Cool!
People ask me what my specialty in law is. My answer has always been, don’t have one, but if you have a question, I will try to concoct an answer. Not a bad credo, given the risks of overspecialization.
I will cull some of the best Richardisms here.
Epstein on the Norwegian education system.
I am not happy with it. Free means free to the student, at which point the cost falls on everyone else. There can also be too many students in university as well as too little. Indeed one of the problems now in the US is high default rates on subsidized student loans that lead students to make the wrong choices‚—and let everyone else pay for it.

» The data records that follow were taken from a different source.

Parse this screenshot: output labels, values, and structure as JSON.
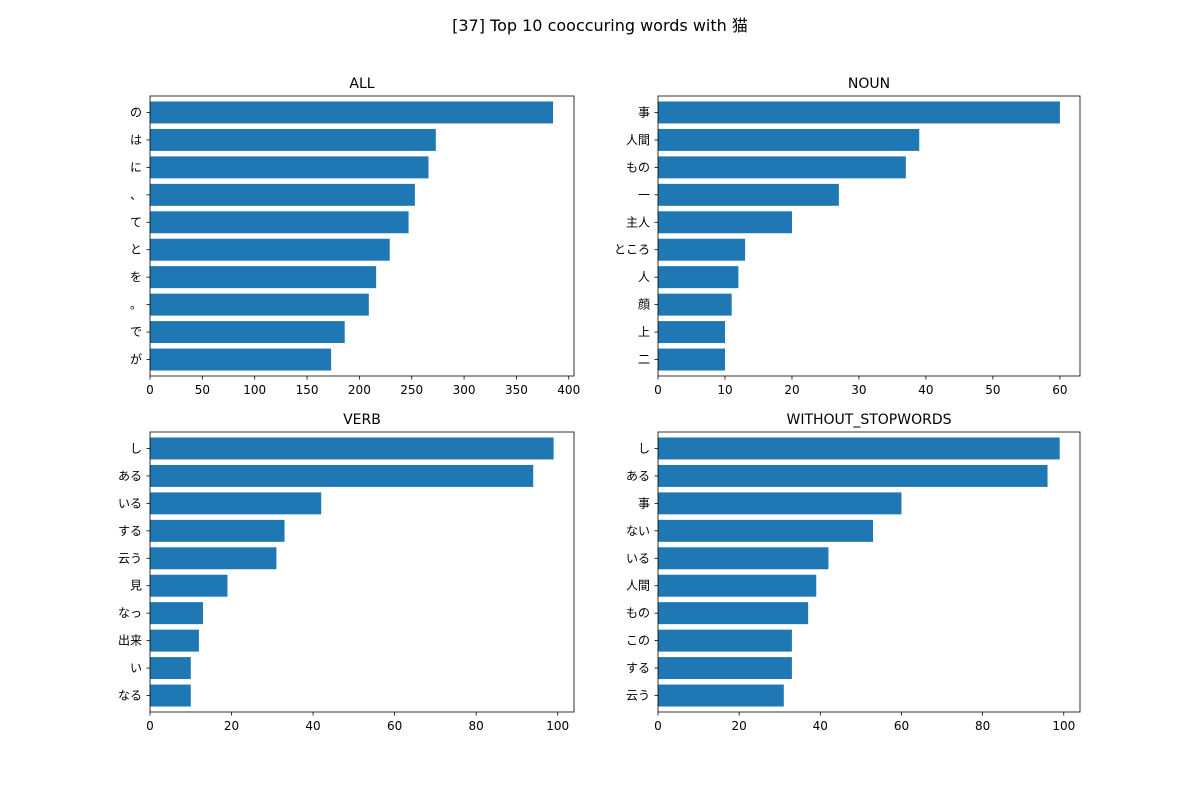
{
  "figure": {
    "title": "[37] Top 10 cooccuring words with 猫",
    "bar_color": "#1f77b4"
  },
  "chart_data": [
    {
      "type": "bar",
      "orientation": "horizontal",
      "title": "ALL",
      "categories": [
        "の",
        "は",
        "に",
        "、",
        "て",
        "と",
        "を",
        "。",
        "で",
        "が"
      ],
      "values": [
        385,
        273,
        266,
        253,
        247,
        229,
        216,
        209,
        186,
        173
      ],
      "xlim": [
        0,
        405
      ],
      "xticks": [
        0,
        50,
        100,
        150,
        200,
        250,
        300,
        350,
        400
      ]
    },
    {
      "type": "bar",
      "orientation": "horizontal",
      "title": "NOUN",
      "categories": [
        "事",
        "人間",
        "もの",
        "一",
        "主人",
        "ところ",
        "人",
        "顔",
        "上",
        "二"
      ],
      "values": [
        60,
        39,
        37,
        27,
        20,
        13,
        12,
        11,
        10,
        10
      ],
      "xlim": [
        0,
        63
      ],
      "xticks": [
        0,
        10,
        20,
        30,
        40,
        50,
        60
      ]
    },
    {
      "type": "bar",
      "orientation": "horizontal",
      "title": "VERB",
      "categories": [
        "し",
        "ある",
        "いる",
        "する",
        "云う",
        "見",
        "なっ",
        "出来",
        "い",
        "なる"
      ],
      "values": [
        99,
        94,
        42,
        33,
        31,
        19,
        13,
        12,
        10,
        10
      ],
      "xlim": [
        0,
        104
      ],
      "xticks": [
        0,
        20,
        40,
        60,
        80,
        100
      ]
    },
    {
      "type": "bar",
      "orientation": "horizontal",
      "title": "WITHOUT_STOPWORDS",
      "categories": [
        "し",
        "ある",
        "事",
        "ない",
        "いる",
        "人間",
        "もの",
        "この",
        "する",
        "云う"
      ],
      "values": [
        99,
        96,
        60,
        53,
        42,
        39,
        37,
        33,
        33,
        31
      ],
      "xlim": [
        0,
        104
      ],
      "xticks": [
        0,
        20,
        40,
        60,
        80,
        100
      ]
    }
  ]
}
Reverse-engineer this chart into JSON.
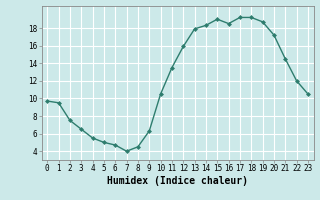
{
  "x": [
    0,
    1,
    2,
    3,
    4,
    5,
    6,
    7,
    8,
    9,
    10,
    11,
    12,
    13,
    14,
    15,
    16,
    17,
    18,
    19,
    20,
    21,
    22,
    23
  ],
  "y": [
    9.7,
    9.5,
    7.5,
    6.5,
    5.5,
    5.0,
    4.7,
    4.0,
    4.5,
    6.3,
    10.5,
    13.5,
    15.9,
    17.9,
    18.3,
    19.0,
    18.5,
    19.2,
    19.2,
    18.7,
    17.2,
    14.5,
    12.0,
    10.5
  ],
  "line_color": "#2e7d6e",
  "marker": "D",
  "markersize": 2.0,
  "linewidth": 1.0,
  "xlabel": "Humidex (Indice chaleur)",
  "xlabel_fontsize": 7,
  "ylim": [
    3,
    20.5
  ],
  "xlim": [
    -0.5,
    23.5
  ],
  "yticks": [
    4,
    6,
    8,
    10,
    12,
    14,
    16,
    18
  ],
  "xticks": [
    0,
    1,
    2,
    3,
    4,
    5,
    6,
    7,
    8,
    9,
    10,
    11,
    12,
    13,
    14,
    15,
    16,
    17,
    18,
    19,
    20,
    21,
    22,
    23
  ],
  "bg_color": "#cce9e9",
  "grid_color": "#ffffff",
  "tick_fontsize": 5.5
}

Which branch of government is too power?
All the branches have become too powerful, as it were, because there is too much government. But the real point is that the judiciary has often been too weak and mushy because it will not strike down the excesses of other branches of government. This is especially true with takings where land use control programs have thwarted sensible development at great human cost everywhere—only a modest overgeneralization. Remember that Kelo was a public outrage because the courts failed to intervene to protect her house on a site that is now a garbage dump,
On Property rights in cyberspace:
Yes, I think that most people who work in cyberspace are drawn to libertarian views because of the ability of networks to voluntarily organize with minimum of interaction. But there are no spacial externalities as with land, which requires some government regulation. That need not be zoning, but it surely encompasses some use of nuisance law and restrictive covenants, often as part of a planned unit development, which allows the full internalization of externalities.
On the Rule Against Perpetuities:
The first point is don’t learn it from Body Heat. Got it wrong.
The second is in practice, use a savings clause that stipulates the life in being. Legislatively, just get rid of it for assets behind trusts.
Oh, and for the rest of you, a primer in future interests is well called for.
http://en.wikipedia.org/wiki/Rule_against_perpetuities
It was the first course I ever taught in 1968, courtesy of Ashbel Green Gulliver. It is rumored that Justice White got the only perfect score on Gulliver’s short answer test.
So there !!!
No joke, but when I was teaching RAP in class, a student actually cited Wikipedia to answer a question. Now, Richard has validated that answer.
Something about deontology:
A toughie My view is that the deontological explanations tend to fail because they cannot account for such common practices at Intellectual Property, taxation or eminent domain. The theory has no way to deal with forced exchanges, which is what taxation and eminent domain are about. The size of the state surely expands, but the credibility of the argument expands as well, at least if you can make good on the general empirical claim that positive sum games come out of voluntary exchanges but only if backed by a state infrastructure. My Takings book and my book Bargaining with the State try to show how this can be done. But the hard line libertarian thinks that there is always a voluntary solution to a collective holdout problem, and that is surely false empirically. As to the virtues of limited government, these were sealed in my mind in the summer of 1965, with a trip to Berlin when it was divided. As the fellow in East Germany said, Kapitalismus is gut wenn man gut on Kapitalismus isst. Capitalism is good when you eat well under capitalization. That does not require that all roads be privatized. It does mean that where possible we should meter for their use to control congestion. As to redistribution, my motto is redistribution last, on which hear http://www.youtube.com/user/TheFederalistSociety#p/a
Richard’s biggest mistake while teaching:
Too many to count. But the one on my first day is still the best. I started to teach future interests to 92 students at USC, and ten minutes in, one Marvin Garrett raises his hand and says “You don’t know us and we don’t know you, but I can say for every person in this class that no one has understood a word you have said.” Tough stuff. So I answered contritely, “Can you ask a question so that I can clarify.” His response wqs unforgiving. “To ask a good question, you have to know something, which we don’t. My advice to you is slow down and start over.” Out went the notes (which I never brought to class again. I started to look at students for signs of abject incomprehension. I am not perfect, as generations can testify, but at least I don’t use power point.
I’m pretty sure this is the Marvin Garrett that Epstein is referring to.
Is libertarianism bad for the environment?
No. This is a question that comes up all the time. the number of people who think that the belief in markets requires that you breath polluted air is all too large. The market argument is that between consensual parties the government should not regulate wages and terms. But externality control is an essential party of the overall libertarian theory, and that means control of nuisances. The issue is pretty clear, but in the last two weeks two distinguished professors from Texas and Harvard made the same mistake. It is a case where it is easier to mischaracterize a system than to understand it. Nuisance law has many distinctive remedial features and at times requires collective enforcement of the basic norm against invasion. But there is nothing about the theory which says that the way to make people happy and prosperous is to choke them.
Does Richard want to appear on Law & Order SVU?
Yes of course Do you have an agent? I could play myself, but would probably do that badly.